The remaining 5 array bound tests can be removed with preconditions/invariants/postconditions that someday I'd like to see as built-in features of Rust core language. In particular it should be sufficiently easy to write down invariants for the remove_title_lines
to verify that the current
index is always <= i
, and i
is always in-bound.
Currently LLVM is able to remove the first array bound test inside remove_title_lines
if you replace the loop test with:
while i < bytes.len() and j < bytes.len() {
But currently this is not an improvement because it slows down code. In future LLVM will probably be able to remove that test even with this loop test (see https://github.com/rust-lang/rust/issues/80075 https://bugs.llvm.org/show_bug.cgi?id=48544 ):
while i < bytes.len() and j <= i {
Also this line is probably easy to demonstrate panic-less because n_zeroes
gets incremented at most every time the Cartesian product of the two loops:
zeroes[n_zeroes] = (i, j);// 3/5 ##########
In this code there's also an example of code with an index that can't go past the array length, so it can't be memory-unsafe, but it could be still logically wrong, because zeroes
is an array that has meaning only for its first n_zeroes
items (this was done to avoid heap-allocated memory).
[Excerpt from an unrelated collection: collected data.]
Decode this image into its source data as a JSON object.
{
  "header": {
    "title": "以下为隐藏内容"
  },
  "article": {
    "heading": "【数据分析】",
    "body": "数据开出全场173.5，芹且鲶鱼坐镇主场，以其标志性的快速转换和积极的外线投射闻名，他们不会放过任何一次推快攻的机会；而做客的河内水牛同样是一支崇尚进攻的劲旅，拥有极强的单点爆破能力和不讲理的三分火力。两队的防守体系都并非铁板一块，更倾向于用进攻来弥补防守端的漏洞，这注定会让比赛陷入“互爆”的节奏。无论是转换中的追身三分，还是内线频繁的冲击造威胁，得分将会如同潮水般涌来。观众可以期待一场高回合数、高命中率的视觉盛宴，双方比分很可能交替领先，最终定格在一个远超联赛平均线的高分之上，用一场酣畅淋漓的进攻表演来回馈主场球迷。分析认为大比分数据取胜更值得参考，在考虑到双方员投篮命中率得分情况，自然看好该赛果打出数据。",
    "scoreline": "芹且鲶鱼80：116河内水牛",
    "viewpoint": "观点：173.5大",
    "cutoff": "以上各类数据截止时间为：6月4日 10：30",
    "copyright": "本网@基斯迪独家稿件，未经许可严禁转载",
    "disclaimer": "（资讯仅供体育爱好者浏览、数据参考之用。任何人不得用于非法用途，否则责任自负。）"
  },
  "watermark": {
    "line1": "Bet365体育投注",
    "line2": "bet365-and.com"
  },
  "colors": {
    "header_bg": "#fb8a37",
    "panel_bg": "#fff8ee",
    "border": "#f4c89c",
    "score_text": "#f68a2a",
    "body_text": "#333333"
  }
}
So here verifying both lack of out of bound indexing and logical out of bounds is a bit different. If you use a Vec and you grow it only as much as necessary, the logically used part of the sequence is as long as the Vec.
Later there are instructions to increment and decrement self.n_zeroes
in the recursive calls, this makes the in-bound demonstration a bit more elaborate. In the end you can decide how much you want to work to remove array bound tests in your code.